Trying to make a claim that no correlation exists because a correlation coefficient calculated with a sample size of 9 is not statistically significant is nonsensical; I agree that this is inappropriate. More formally, the problem is inadequate statistical power. Using this calculator, we can see that even if the true population correlation between the two variables is 0.5 (a quite strong relationship in the social sciences), the probability of observing a statistically significant relationship at the .05 alpha level with a sample size of 9 is just 29.5%!! He needs to perform statistical power analysis, decide on a more appropriate sample size, and get more data.

Another issue is that his datapoints are unlikely to be independent, given that 3 of each come from the same company. Independence problems and other possible issues are quite hard to judge given that we don't know much about the project/data, though.

TS Contributor
his null is there is no correlation between x and y, and alternative being there is a positive correlation.
I told him that he needs a rather large data to deduce any results, but he says that my professor told me that since you do not have much time you should go with the data you already have. :|

CowboyBear

Super Moderator
Gosh. I think his professor should rethink that opinion, but I guess there's not much you can do if that's what they're set on. :shakehead

TS Contributor
yea, guess so,
But what if he listens to me and rethinks, what do you suggest that how he should go about it?
another thing it is not ordinal data its just a variable data on interval/ration scale.

Last edited:

CowboyBear

Super Moderator
Good that it's interval data - pearsons correlation assumes interval data. Really, he needs more data, simple as that - he should use power analysis to decide how much. Determining for sure whether pearsons correlation is the best analysis method is a bit difficult without knowing more about the data and substantive research question - he will need to check that its assumptions are met. There's no obvious reason to suggest a different method though. He just needs more data.

Dason

Has a scatterplot been produced? Does a linear fit even seem plausible? Would something like spearman's make more sense?

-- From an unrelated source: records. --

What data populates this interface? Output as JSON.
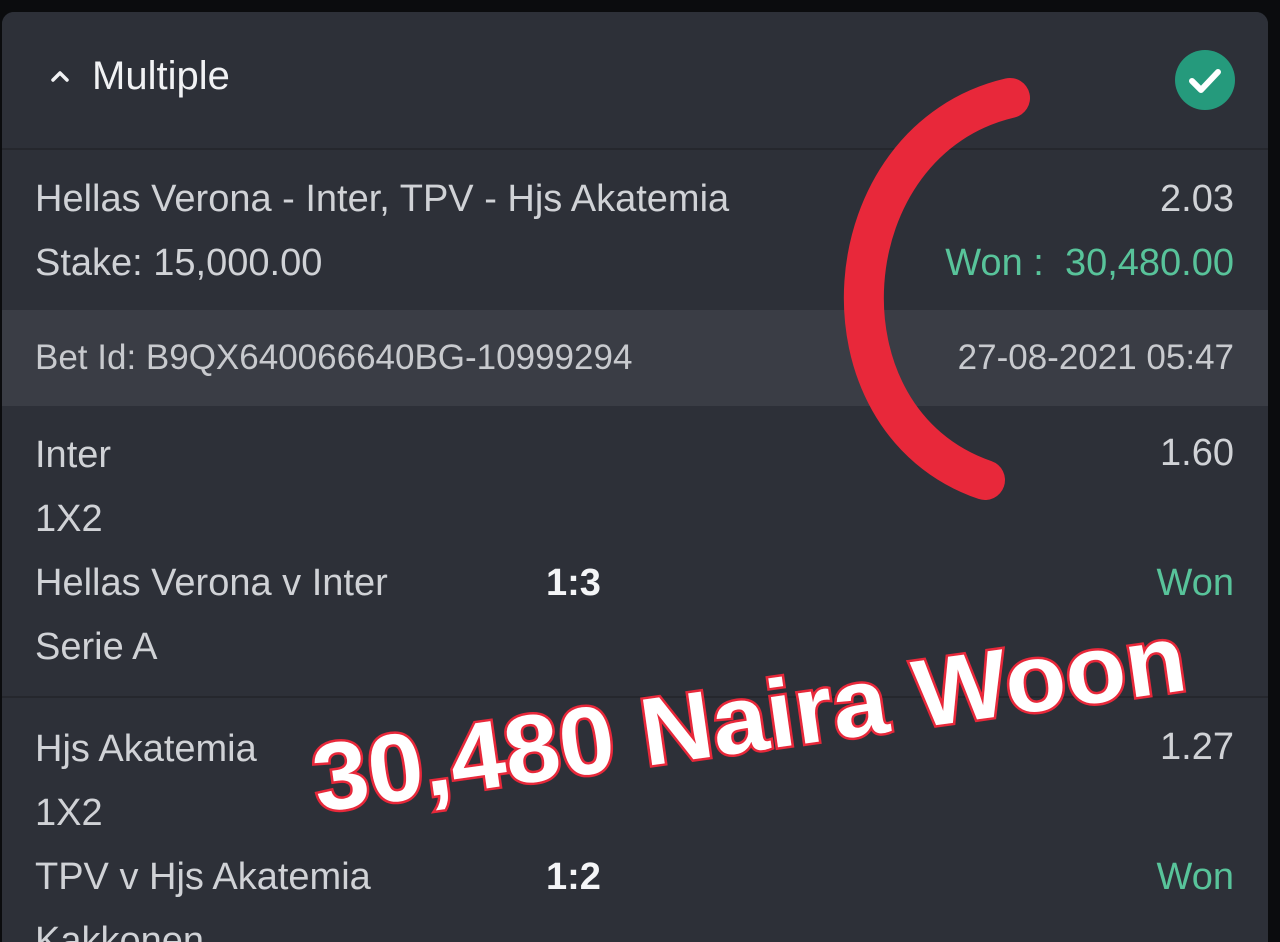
{
  "header": {
    "title": "Multiple"
  },
  "summary": {
    "events": "Hellas Verona - Inter, TPV - Hjs Akatemia",
    "odds": "2.03",
    "stake_label": "Stake: 15,000.00",
    "won_label": "Won :",
    "won_amount": "30,480.00"
  },
  "bet": {
    "id_label": "Bet Id: B9QX640066640BG-10999294",
    "datetime": "27-08-2021 05:47"
  },
  "selections": [
    {
      "pick": "Inter",
      "odds": "1.60",
      "market": "1X2",
      "match": "Hellas Verona v Inter",
      "score": "1:3",
      "result": "Won",
      "league": "Serie A"
    },
    {
      "pick": "Hjs Akatemia",
      "odds": "1.27",
      "market": "1X2",
      "match": "TPV v Hjs Akatemia",
      "score": "1:2",
      "result": "Won",
      "league": "Kakkonen"
    }
  ],
  "overlay": {
    "caption": "30,480 Naira Woon"
  },
  "colors": {
    "card_bg": "#2d3038",
    "band_bg": "#3a3d45",
    "won_green": "#58c39a",
    "check_green": "#259a7c",
    "annotation_red": "#e8283a"
  },
  "icons": {
    "collapse": "chevron-up-icon",
    "status": "check-circle-icon"
  }
}
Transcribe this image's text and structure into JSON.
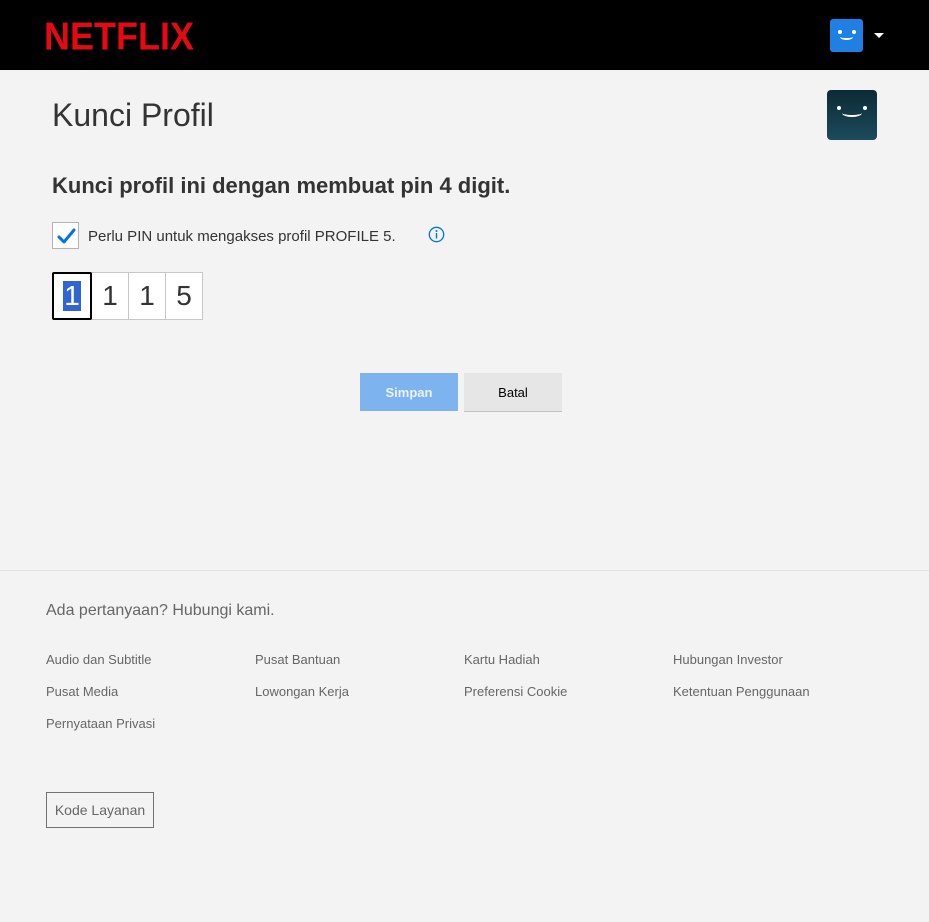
{
  "header": {
    "logo_text": "NETFLIX",
    "brand_color": "#e50914",
    "avatar_color": "#1f7fe3"
  },
  "main": {
    "title": "Kunci Profil",
    "subtitle": "Kunci profil ini dengan membuat pin 4 digit.",
    "checkbox": {
      "checked": true,
      "label": "Perlu PIN untuk mengakses profil PROFILE 5."
    },
    "pin": [
      "1",
      "1",
      "1",
      "5"
    ],
    "save_label": "Simpan",
    "cancel_label": "Batal"
  },
  "footer": {
    "question": "Ada pertanyaan? Hubungi kami.",
    "links": [
      "Audio dan Subtitle",
      "Pusat Bantuan",
      "Kartu Hadiah",
      "Hubungan Investor",
      "Pusat Media",
      "Lowongan Kerja",
      "Preferensi Cookie",
      "Ketentuan Penggunaan",
      "Pernyataan Privasi"
    ],
    "service_code_label": "Kode Layanan"
  }
}
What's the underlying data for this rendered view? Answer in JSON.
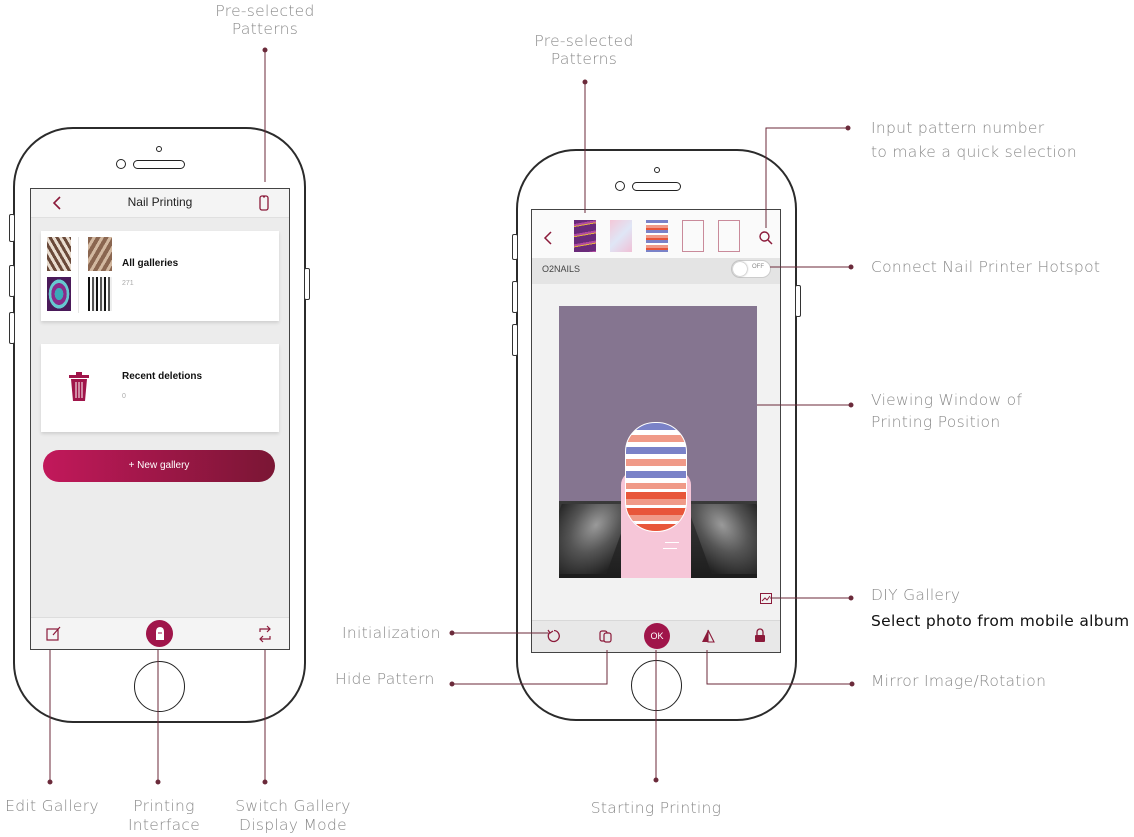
{
  "annotations": {
    "left_top": "Pre-selected Patterns",
    "left_edit": "Edit Gallery",
    "left_printing": "Printing Interface",
    "left_switch": "Switch Gallery Display Mode",
    "right_top": "Pre-selected Patterns",
    "input_pattern_1": "Input pattern number",
    "input_pattern_2": "to make a quick selection",
    "hotspot": "Connect Nail Printer Hotspot",
    "viewing_1": "Viewing Window of",
    "viewing_2": "Printing Position",
    "diy": "DIY Gallery",
    "select_photo": "Select photo from mobile album",
    "initialization": "Initialization",
    "hide_pattern": "Hide Pattern",
    "mirror": "Mirror Image/Rotation",
    "starting": "Starting Printing"
  },
  "left_screen": {
    "title": "Nail Printing",
    "all_galleries": {
      "label": "All galleries",
      "count": "271"
    },
    "recent_deletions": {
      "label": "Recent deletions",
      "count": "0"
    },
    "new_gallery_button": "+ New gallery",
    "icons": [
      "back-chevron-icon",
      "phone-icon",
      "edit-icon",
      "nail-print-icon",
      "switch-icon",
      "trash-icon"
    ]
  },
  "right_screen": {
    "device_name": "O2NAILS",
    "toggle_label": "OFF",
    "ok_button": "OK",
    "icons": [
      "back-chevron-icon",
      "search-icon",
      "diy-gallery-icon",
      "reset-icon",
      "hide-pattern-icon",
      "mirror-icon",
      "lock-icon"
    ]
  },
  "colors": {
    "accent": "#c2185b",
    "accent_dark": "#8b1a3a",
    "leader_line": "#6b2a3a",
    "preview_bg": "#857590",
    "stripe_blue": "#7a82c8",
    "stripe_salmon": "#f09a88",
    "stripe_red": "#e8563a",
    "finger_pink": "#f6c6d8"
  }
}
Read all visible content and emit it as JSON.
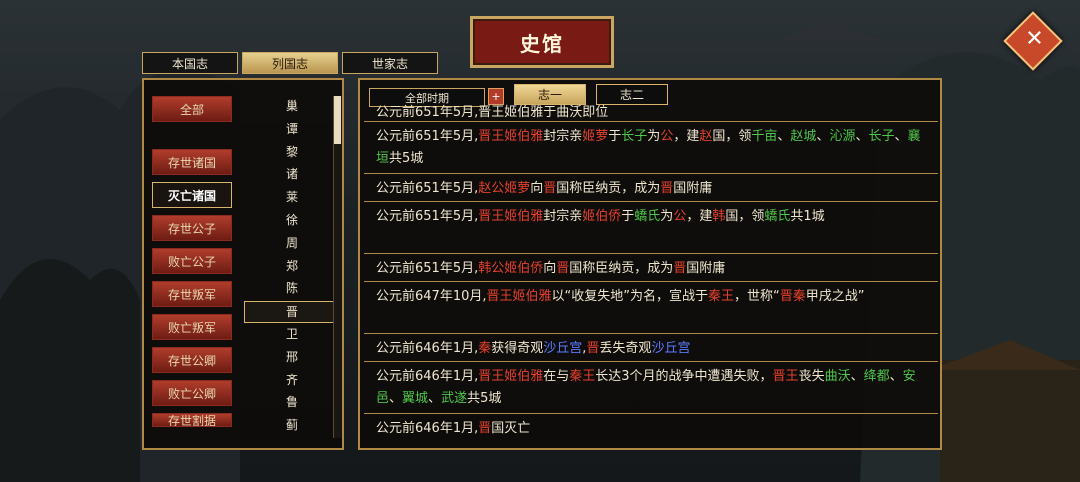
{
  "title": "史馆",
  "close_icon": "✕",
  "tabs": [
    {
      "label": "本国志"
    },
    {
      "label": "列国志"
    },
    {
      "label": "世家志"
    }
  ],
  "active_tab": 1,
  "side_buttons": [
    {
      "label": "全部"
    },
    {
      "label": "存世诸国"
    },
    {
      "label": "灭亡诸国"
    },
    {
      "label": "存世公子"
    },
    {
      "label": "败亡公子"
    },
    {
      "label": "存世叛军"
    },
    {
      "label": "败亡叛军"
    },
    {
      "label": "存世公卿"
    },
    {
      "label": "败亡公卿"
    },
    {
      "label": "存世割据"
    }
  ],
  "side_selected": 2,
  "states": [
    "巢",
    "谭",
    "黎",
    "诸",
    "莱",
    "徐",
    "周",
    "郑",
    "陈",
    "晋",
    "卫",
    "邢",
    "齐",
    "鲁",
    "蓟"
  ],
  "state_selected": 9,
  "period_label": "全部时期",
  "plus_label": "+",
  "volumes": [
    {
      "label": "志一"
    },
    {
      "label": "志二"
    }
  ],
  "top_partial": "公元前651年5月,晋王姬伯雅于曲沃即位",
  "records": [
    [
      [
        "公元前651年5月,",
        ""
      ],
      [
        "晋王姬伯雅",
        "r"
      ],
      [
        "封宗亲",
        ""
      ],
      [
        "姬萝",
        "r"
      ],
      [
        "于",
        ""
      ],
      [
        "长子",
        "g"
      ],
      [
        "为",
        ""
      ],
      [
        "公",
        "r"
      ],
      [
        "，建",
        ""
      ],
      [
        "赵",
        "r"
      ],
      [
        "国，领",
        ""
      ],
      [
        "千亩",
        "g"
      ],
      [
        "、",
        ""
      ],
      [
        "赵城",
        "g"
      ],
      [
        "、",
        ""
      ],
      [
        "沁源",
        "g"
      ],
      [
        "、",
        ""
      ],
      [
        "长子",
        "g"
      ],
      [
        "、",
        ""
      ],
      [
        "襄垣",
        "g"
      ],
      [
        "共5城",
        ""
      ]
    ],
    [
      [
        "公元前651年5月,",
        ""
      ],
      [
        "赵公姬萝",
        "r"
      ],
      [
        "向",
        ""
      ],
      [
        "晋",
        "r"
      ],
      [
        "国称臣纳贡，成为",
        ""
      ],
      [
        "晋",
        "r"
      ],
      [
        "国附庸",
        ""
      ]
    ],
    [
      [
        "公元前651年5月,",
        ""
      ],
      [
        "晋王姬伯雅",
        "r"
      ],
      [
        "封宗亲",
        ""
      ],
      [
        "姬伯侨",
        "r"
      ],
      [
        "于",
        ""
      ],
      [
        "蟜氏",
        "g"
      ],
      [
        "为",
        ""
      ],
      [
        "公",
        "r"
      ],
      [
        "，建",
        ""
      ],
      [
        "韩",
        "r"
      ],
      [
        "国，领",
        ""
      ],
      [
        "蟜氏",
        "g"
      ],
      [
        "共1城",
        ""
      ]
    ],
    [
      [
        "公元前651年5月,",
        ""
      ],
      [
        "韩公姬伯侨",
        "r"
      ],
      [
        "向",
        ""
      ],
      [
        "晋",
        "r"
      ],
      [
        "国称臣纳贡，成为",
        ""
      ],
      [
        "晋",
        "r"
      ],
      [
        "国附庸",
        ""
      ]
    ],
    [
      [
        "公元前647年10月,",
        ""
      ],
      [
        "晋王姬伯雅",
        "r"
      ],
      [
        "以“收复失地”为名，宣战于",
        ""
      ],
      [
        "秦王",
        "r"
      ],
      [
        "，世称“",
        ""
      ],
      [
        "晋秦",
        "r"
      ],
      [
        "甲戌之战”",
        ""
      ]
    ],
    [
      [
        "公元前646年1月,",
        ""
      ],
      [
        "秦",
        "r"
      ],
      [
        "获得奇观",
        ""
      ],
      [
        "沙丘宫",
        "b"
      ],
      [
        ",",
        ""
      ],
      [
        "晋",
        "r"
      ],
      [
        "丢失奇观",
        ""
      ],
      [
        "沙丘宫",
        "b"
      ]
    ],
    [
      [
        "公元前646年1月,",
        ""
      ],
      [
        "晋王姬伯雅",
        "r"
      ],
      [
        "在与",
        ""
      ],
      [
        "秦王",
        "r"
      ],
      [
        "长达3个月的战争中遭遇失败，",
        ""
      ],
      [
        "晋王",
        "r"
      ],
      [
        "丧失",
        ""
      ],
      [
        "曲沃",
        "g"
      ],
      [
        "、",
        ""
      ],
      [
        "绛都",
        "g"
      ],
      [
        "、",
        ""
      ],
      [
        "安邑",
        "g"
      ],
      [
        "、",
        ""
      ],
      [
        "翼城",
        "g"
      ],
      [
        "、",
        ""
      ],
      [
        "武遂",
        "g"
      ],
      [
        "共5城",
        ""
      ]
    ],
    [
      [
        "公元前646年1月,",
        ""
      ],
      [
        "晋",
        "r"
      ],
      [
        "国灭亡",
        ""
      ]
    ]
  ],
  "colors": {
    "accent_red": "#e5402c",
    "place_green": "#4fc64a",
    "wonder_blue": "#5c7aff",
    "gold_border": "#c9a760"
  }
}
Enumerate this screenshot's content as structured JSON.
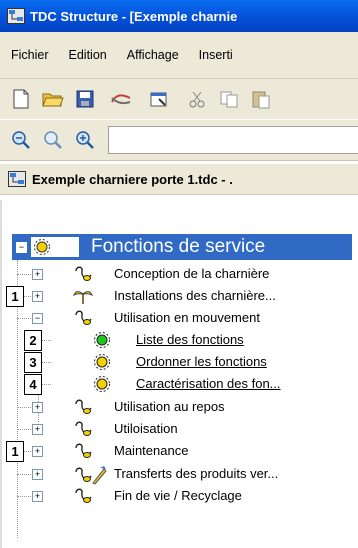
{
  "window": {
    "title": "TDC Structure - [Exemple charnie"
  },
  "menu": [
    "Fichier",
    "Edition",
    "Affichage",
    "Inserti"
  ],
  "document": {
    "title": "Exemple charniere porte 1.tdc - ."
  },
  "tree": {
    "root": {
      "label": "Fonctions de service",
      "expander": "−"
    },
    "items": [
      {
        "label": "Conception de la charnière",
        "expander": "+",
        "callout": ""
      },
      {
        "label": "Installations des charnière...",
        "expander": "+",
        "callout": "1"
      },
      {
        "label": "Utilisation en mouvement",
        "expander": "−",
        "callout": ""
      },
      {
        "label": "Liste des fonctions",
        "expander": "",
        "callout": "2"
      },
      {
        "label": "Ordonner les fonctions",
        "expander": "",
        "callout": "3"
      },
      {
        "label": "Caractérisation des fon...",
        "expander": "",
        "callout": "4"
      },
      {
        "label": "Utilisation au repos",
        "expander": "+",
        "callout": ""
      },
      {
        "label": "Utiloisation",
        "expander": "+",
        "callout": ""
      },
      {
        "label": "Maintenance",
        "expander": "+",
        "callout": "1"
      },
      {
        "label": "Transferts des produits ver...",
        "expander": "+",
        "callout": ""
      },
      {
        "label": "Fin de vie / Recyclage",
        "expander": "+",
        "callout": ""
      }
    ]
  }
}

Also I'd like to second CowboyBear's worry that the data might not be independent.

TS Contributor
Welcome back dason
Yes I produced scatter plots and they do not show much correlation infact there are huge outliers.
Data is independent but it is not nominal data so cant use spearmans.
Now he wants me to give him a reference that why due to outliers in scatter plot he cant deduce the results.
Got any?

TS Contributor
I cant make any sense of the scatter plot, and decide since it has only 9 values and most of them are rather extreme.

Dason

If there are only 9 data points (or even in general) how can most of the points be extreme?

TS Contributor
lets say in any data (not the one I am talking about)
I have 2, 300,335,336, 7000,11000.
I think I have 3 extreme values, no?